Herr Präsident! Meine Damen und Herren! Heute demonstrieren wieder Tausende von Schülerinnen und Schülern in Niedersachsen für ihr Recht auf bessere Bildung. Eines muss man Ihnen lassen, Frau Heister-Neumann: Sie bringen die Menschen auf die Straße. 11 000 Lehrkräfte demonstrierten gegen den Wortbruch bei den Lehrerarbeitszeitkonten.
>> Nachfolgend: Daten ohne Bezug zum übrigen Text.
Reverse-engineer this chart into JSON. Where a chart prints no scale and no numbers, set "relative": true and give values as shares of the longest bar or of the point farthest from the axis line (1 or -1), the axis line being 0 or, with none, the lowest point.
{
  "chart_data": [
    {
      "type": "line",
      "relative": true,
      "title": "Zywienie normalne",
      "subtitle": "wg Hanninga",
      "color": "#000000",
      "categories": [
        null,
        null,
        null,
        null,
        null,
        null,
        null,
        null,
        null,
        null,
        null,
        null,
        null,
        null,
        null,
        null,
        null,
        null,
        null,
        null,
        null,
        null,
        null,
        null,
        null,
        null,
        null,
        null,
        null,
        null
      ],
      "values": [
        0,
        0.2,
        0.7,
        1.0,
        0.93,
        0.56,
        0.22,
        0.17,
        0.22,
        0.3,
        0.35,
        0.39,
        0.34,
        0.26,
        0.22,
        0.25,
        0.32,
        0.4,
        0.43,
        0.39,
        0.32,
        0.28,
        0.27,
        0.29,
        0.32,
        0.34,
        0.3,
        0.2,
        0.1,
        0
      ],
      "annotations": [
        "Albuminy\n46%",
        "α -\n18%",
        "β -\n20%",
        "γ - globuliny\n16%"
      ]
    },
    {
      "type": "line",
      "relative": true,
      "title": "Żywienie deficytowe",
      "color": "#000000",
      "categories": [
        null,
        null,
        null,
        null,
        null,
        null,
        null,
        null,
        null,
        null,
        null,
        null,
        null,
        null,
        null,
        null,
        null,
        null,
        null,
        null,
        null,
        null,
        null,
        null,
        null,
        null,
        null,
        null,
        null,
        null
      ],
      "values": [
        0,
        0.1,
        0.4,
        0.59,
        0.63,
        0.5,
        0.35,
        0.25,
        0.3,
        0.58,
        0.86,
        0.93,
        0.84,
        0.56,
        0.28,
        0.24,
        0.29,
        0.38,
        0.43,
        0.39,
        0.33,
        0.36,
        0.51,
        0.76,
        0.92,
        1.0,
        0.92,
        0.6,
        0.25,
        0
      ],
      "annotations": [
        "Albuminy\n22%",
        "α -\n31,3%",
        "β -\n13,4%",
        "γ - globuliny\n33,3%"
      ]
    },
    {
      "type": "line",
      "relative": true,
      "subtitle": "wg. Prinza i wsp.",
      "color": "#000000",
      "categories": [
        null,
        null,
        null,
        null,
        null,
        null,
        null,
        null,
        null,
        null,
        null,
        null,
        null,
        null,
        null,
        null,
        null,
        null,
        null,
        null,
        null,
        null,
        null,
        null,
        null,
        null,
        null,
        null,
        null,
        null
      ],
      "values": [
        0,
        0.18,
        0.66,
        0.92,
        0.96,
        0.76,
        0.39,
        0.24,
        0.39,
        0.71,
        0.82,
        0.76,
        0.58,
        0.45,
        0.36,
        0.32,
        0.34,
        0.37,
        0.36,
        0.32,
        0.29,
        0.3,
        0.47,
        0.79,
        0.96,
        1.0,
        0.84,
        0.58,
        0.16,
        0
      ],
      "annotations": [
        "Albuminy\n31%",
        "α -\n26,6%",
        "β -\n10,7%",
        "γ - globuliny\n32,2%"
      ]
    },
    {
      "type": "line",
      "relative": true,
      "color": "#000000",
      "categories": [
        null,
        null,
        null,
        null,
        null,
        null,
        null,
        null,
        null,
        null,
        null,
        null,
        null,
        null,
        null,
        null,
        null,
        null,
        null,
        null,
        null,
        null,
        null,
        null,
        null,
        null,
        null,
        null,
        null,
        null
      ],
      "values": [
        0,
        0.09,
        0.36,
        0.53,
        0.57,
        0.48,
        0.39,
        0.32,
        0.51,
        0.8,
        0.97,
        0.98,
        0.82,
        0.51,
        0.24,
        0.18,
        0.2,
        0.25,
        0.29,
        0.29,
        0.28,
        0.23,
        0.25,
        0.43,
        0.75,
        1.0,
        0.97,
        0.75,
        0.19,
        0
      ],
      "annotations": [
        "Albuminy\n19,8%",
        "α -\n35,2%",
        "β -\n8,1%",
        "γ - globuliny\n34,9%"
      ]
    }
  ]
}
Im Sommer schon gab es Schülerdemonstrationen und -streiks, und heute werden wieder Schülerinnen und Schüler massenhaft gegen die schlechte Bildungspolitik im Lande Niedersachsen demonstrieren und für ihr gutes Recht auf bessere Bildung eintreten - in Braunschweig, in Oldenburg, in Göttingen, in Lüneburg und in vielen anderen Städten.
Ein solcher Proteststurm gegen die schwarz-gelbe Schulpolitik in nur einem halben Jahr Amtszeit, das muss Ihnen erst mal einer nachmachen, Frau Heister-Neumann.
(Beifall bei den GRÜNEN, bei der SPD und bei der LINKEN - David McAllister [CDU]: Warum wird in Hamburg und Berlin demonstriert?)
Was sind die Forderungen der Schülerinnen und Schüler? - In Braunschweig z. B. kostenfreie Bildung für alle, Zeit für Bildung statt Leistungsdruck, optimale Unterrichtsversorgung und kleinere Klassen, mehr Demokratie und Mitsprache, und auch eine Schule für alle. Diese Forderungen, meine Damen und Herren, müsste eigentlich jeder hier im Hause unterstützen können. Recht haben sie mit ihren Demonstrationen, genau richtig ist das. Es ist gut und richtig und auch nötig, dass sich die Schülerinnen und Schüler selbst für ihre ureigensten Belange einsetzen.